Last sprint, we learned that our flowers were too large, too heavy, and had a terrifying habit of grabbing people with its oversized petals. This sprint, we scaled the flower down to a much more reasonable size. Now they’re still big enough to stand out, but they won’t take anyone captive. We also laser cut the flower skeletons this time instead of 3D printing them because the process was way faster, especially with three flowers in our MVP, and the organic wooden look matched our aesthetic more than brightly colored plastic filament did.
To make the flower more eye-catching, we experimented with different colored paper for petals of different shapes and sizes. We added a stamen to the center of the flower to further improve our design.
We finally settled on purple petals with a similar origami fold as in the previous sprint, modified for size and shape. We also made the center of the flower a yellow-orange gradient to contrast the flower petals.
Instead of using the stiff pipe cleaners or the unattractive coffee stirrers, we decided to make the blooming mechanism with paper tubes that matched the yellow-orange flower centers. These paper tubes, however, were slightly thicker than anticipated.

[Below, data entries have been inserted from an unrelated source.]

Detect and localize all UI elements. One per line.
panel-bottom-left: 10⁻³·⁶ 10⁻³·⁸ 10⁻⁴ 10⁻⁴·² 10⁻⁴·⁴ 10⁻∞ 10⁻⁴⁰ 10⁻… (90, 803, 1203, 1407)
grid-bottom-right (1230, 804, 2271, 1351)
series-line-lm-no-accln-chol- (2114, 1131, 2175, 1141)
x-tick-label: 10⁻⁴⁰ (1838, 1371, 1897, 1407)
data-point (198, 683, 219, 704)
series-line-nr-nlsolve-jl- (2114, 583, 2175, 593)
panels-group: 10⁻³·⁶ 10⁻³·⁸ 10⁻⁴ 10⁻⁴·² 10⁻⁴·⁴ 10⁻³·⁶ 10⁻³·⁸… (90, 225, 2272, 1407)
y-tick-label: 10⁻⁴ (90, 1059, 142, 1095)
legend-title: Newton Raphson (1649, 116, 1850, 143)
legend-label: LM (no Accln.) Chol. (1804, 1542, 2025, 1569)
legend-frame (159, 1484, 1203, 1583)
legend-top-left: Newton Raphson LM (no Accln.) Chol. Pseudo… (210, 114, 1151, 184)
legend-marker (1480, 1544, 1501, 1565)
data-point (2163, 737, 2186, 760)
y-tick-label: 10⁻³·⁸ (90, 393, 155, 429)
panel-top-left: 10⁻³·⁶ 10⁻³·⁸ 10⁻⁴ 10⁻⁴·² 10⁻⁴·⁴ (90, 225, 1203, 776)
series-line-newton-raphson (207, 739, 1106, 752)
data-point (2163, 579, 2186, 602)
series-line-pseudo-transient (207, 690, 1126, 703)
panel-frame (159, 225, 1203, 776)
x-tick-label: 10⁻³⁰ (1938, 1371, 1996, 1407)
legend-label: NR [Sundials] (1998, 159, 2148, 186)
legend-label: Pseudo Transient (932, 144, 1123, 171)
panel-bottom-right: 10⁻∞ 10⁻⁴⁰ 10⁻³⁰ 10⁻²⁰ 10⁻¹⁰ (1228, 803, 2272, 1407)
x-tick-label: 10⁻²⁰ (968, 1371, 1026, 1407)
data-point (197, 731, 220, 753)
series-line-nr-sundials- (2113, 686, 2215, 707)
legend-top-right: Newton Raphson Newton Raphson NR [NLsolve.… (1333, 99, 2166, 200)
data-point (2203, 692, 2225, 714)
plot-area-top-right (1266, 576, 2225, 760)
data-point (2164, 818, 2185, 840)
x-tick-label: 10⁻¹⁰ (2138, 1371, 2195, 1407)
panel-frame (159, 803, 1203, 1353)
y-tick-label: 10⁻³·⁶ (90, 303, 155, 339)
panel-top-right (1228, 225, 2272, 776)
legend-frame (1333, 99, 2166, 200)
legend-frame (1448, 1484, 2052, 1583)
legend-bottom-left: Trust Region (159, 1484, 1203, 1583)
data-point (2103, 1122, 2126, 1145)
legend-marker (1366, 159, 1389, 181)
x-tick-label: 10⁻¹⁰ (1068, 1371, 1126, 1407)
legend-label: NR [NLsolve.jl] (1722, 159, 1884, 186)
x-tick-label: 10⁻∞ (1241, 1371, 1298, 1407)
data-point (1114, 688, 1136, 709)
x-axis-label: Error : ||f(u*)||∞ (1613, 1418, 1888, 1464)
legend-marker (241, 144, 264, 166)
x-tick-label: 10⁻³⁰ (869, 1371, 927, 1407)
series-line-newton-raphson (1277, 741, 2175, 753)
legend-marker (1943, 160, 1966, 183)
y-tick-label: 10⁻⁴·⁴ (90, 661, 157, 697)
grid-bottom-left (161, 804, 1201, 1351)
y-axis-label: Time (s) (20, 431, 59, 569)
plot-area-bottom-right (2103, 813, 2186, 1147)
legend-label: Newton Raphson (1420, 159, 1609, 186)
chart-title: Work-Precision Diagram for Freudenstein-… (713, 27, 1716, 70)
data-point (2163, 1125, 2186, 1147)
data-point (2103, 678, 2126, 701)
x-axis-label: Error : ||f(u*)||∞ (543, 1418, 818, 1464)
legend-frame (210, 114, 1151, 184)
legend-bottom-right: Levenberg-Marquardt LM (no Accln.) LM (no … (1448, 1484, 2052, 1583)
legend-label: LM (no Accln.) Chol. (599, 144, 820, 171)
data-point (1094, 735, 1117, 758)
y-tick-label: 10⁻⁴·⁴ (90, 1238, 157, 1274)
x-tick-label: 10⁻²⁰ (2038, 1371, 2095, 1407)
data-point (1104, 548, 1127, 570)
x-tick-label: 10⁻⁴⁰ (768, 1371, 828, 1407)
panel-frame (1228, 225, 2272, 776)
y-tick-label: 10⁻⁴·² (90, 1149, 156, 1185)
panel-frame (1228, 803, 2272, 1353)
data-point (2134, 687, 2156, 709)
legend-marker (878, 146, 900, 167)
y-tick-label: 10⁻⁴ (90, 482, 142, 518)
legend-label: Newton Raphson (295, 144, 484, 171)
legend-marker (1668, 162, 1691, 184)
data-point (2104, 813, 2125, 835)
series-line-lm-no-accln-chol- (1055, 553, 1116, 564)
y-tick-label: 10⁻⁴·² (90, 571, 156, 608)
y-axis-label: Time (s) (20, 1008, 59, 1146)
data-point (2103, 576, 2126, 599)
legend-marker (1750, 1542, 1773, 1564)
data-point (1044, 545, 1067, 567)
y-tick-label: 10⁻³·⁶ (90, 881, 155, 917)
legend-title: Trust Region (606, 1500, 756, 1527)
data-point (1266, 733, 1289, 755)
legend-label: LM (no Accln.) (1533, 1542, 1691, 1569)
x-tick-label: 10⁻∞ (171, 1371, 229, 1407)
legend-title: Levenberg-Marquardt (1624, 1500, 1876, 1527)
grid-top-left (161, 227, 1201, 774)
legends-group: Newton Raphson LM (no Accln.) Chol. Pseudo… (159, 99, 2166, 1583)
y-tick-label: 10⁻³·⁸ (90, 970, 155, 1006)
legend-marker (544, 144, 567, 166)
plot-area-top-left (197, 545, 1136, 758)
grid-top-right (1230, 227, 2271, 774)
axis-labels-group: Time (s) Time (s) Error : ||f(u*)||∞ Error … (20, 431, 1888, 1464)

With the blooming mechanism in place and servos attached, we had a completed flower. We replicated this process with two other flowers for a total of three flowers.
We mounted the turn servo to the rest of the flower using cardboard, which was surprisingly sturdier than the 3D printed attachment.
Due to time constraints, we attached the turn servo of the flowers to the archway using duct tape rather than design another attachment mechanism.
We designed and CADded the archway. It is styled after garden archways and trellises, but with a closet that can hold wires and electrical components.
Unfortunately, due to technical difficulties, we were only able to shopbot two of the walls of the archway instead of the entire archway by the time sprint review came around.
A switch statement moves the bloom and turn servos following the input from the three sensors. It’s pretty twitchy and we’re definitely looking forward to integrating the other two sensors to increase the resolution. Additionally, the bit where the heart of the code is a switch statement that switches on the value of a variable that is decided by kind of approximating bitshifting---that bit feels pretty jank.
This sprint, we resolved to completely drop IR sensors from our motion detection system, which provided wildly inaccurate readings and served merely as a proof of concept and a means to integrate in the previous two sprints. However, it was late enough in the project that the risk of relying on the raspi and camera system, which we knew nothing about at this point, was deemed too high. Sensors seemed the way to go.
After exploring various distance and ultrasonic sensors, we decided on using the VL53L0X time-of-flight ranging sensors. It could read in continuous data and accurately and linearly measure distances up to 120 centimeters.
To configure for five sensors, we daisy-chained the I2C ports (SLC and SDA) and wired the shutdown (SHDN) pin of each sensor to a different digital port in the Arduino. We wrote a program that shut down all the pins before bringing one sensor back online at a time and changing its address in the I2C bus. We also began testing servos at this time, hooking up six, enough for three flowers. At this point, we started pulling too much current from the Arduino with the sheer number of components, so we began relying on an external 5V USB power supply to power the sensors and servos.
In preparation for the genesis of the archway, we began transferring our sensors and servos from the testing breadboard to two protoboards, one for each side of the archway. On each protoboard, one power rail was used as intended, while the other was used for the I2C bus. At this point, we weren’t sure of exactly how much wire we would need, so we erred on the side of more wire. We ran a ridiculously long set of wires from one protoboard to the other, connecting the appropriate power rails. We tested the sensors and servos with this setup to make sure they could still work with this length of wires.
The walls of the archway were shopbotted just in time to temporarily attach the Arduino, protoboard, sensors, and servos to one wall of the arch to get a working integration. Since we still needed to paint our the arch before assembling it, we decided that masking tape was sufficient for wire attachments for this sprint.